7. The ambient air freezing system according to claim 5, wherein said cooling chamber further comprises a valve connecting said chamber input and return with said chilled air output and the expander input, said valve selectively disconnecting said cooling chamber from the system and thereby enabling the system to charge up to full capacity.

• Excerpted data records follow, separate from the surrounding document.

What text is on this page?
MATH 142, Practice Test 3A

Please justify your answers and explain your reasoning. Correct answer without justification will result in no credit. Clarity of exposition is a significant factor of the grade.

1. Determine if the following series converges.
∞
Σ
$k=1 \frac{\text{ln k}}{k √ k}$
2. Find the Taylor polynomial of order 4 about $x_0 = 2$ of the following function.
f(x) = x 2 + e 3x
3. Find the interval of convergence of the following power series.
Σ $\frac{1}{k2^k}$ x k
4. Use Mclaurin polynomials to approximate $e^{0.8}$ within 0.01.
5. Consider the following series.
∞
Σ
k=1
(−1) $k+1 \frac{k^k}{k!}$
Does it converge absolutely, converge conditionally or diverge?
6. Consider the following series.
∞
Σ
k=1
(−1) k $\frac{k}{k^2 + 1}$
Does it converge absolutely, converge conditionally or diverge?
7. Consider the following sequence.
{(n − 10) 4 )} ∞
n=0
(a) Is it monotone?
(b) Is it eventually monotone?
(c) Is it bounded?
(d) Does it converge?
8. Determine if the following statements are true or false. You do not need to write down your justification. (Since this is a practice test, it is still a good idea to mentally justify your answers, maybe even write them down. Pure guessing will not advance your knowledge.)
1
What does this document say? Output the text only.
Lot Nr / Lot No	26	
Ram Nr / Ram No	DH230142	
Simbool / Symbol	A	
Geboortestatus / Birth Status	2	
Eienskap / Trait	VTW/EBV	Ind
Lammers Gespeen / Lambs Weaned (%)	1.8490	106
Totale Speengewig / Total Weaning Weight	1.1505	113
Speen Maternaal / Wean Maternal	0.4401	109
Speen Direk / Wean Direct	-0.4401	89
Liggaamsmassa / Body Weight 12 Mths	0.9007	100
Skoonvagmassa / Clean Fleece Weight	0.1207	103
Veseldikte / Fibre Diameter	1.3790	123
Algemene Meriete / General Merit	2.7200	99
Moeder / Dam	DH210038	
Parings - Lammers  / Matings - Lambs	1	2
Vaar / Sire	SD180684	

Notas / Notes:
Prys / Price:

8. A process for cooling ambient air to cryogenic temperature levels for introduction into a cooling chamber comprising the steps of:

i. inputting ambient air into a first regenerator;

ii. cycling the input air into an expander;

iii. expanding the air to 0.5 atmosphere;

iv. cycling the expanded air into a second regenerator;

v. removing the expanded air from the second regenerator after the packing therein has been chilled;

vi. compressing the removed expanded air from the first regenerator to 1 atmosphere;

vii. exhausting the recompressed air from the first regenerator out of the system;

viii. inputting ambient air into the second regenerator;

ix. cycling the air cooled by the second regenerator into the expander, so that the cooled air is expanded to 0.5 atmosphere;

x. cycling the expanded air into the first regenerator;

xi. removing the expanded air from the first regenerator after the packing has been chilled;

xii. compressing the removed expanded air from the first regenerator to 1 atmosphere;

xiii. outputting the chilled ambient air into a freezer or other cooling chamber; and

wherein the performing of steps viii-xiii begins after step v is complete and simultaneously with steps vi and vii, and the entire process is repeated multiple times to produce chilled air in the cryogenic temperature range.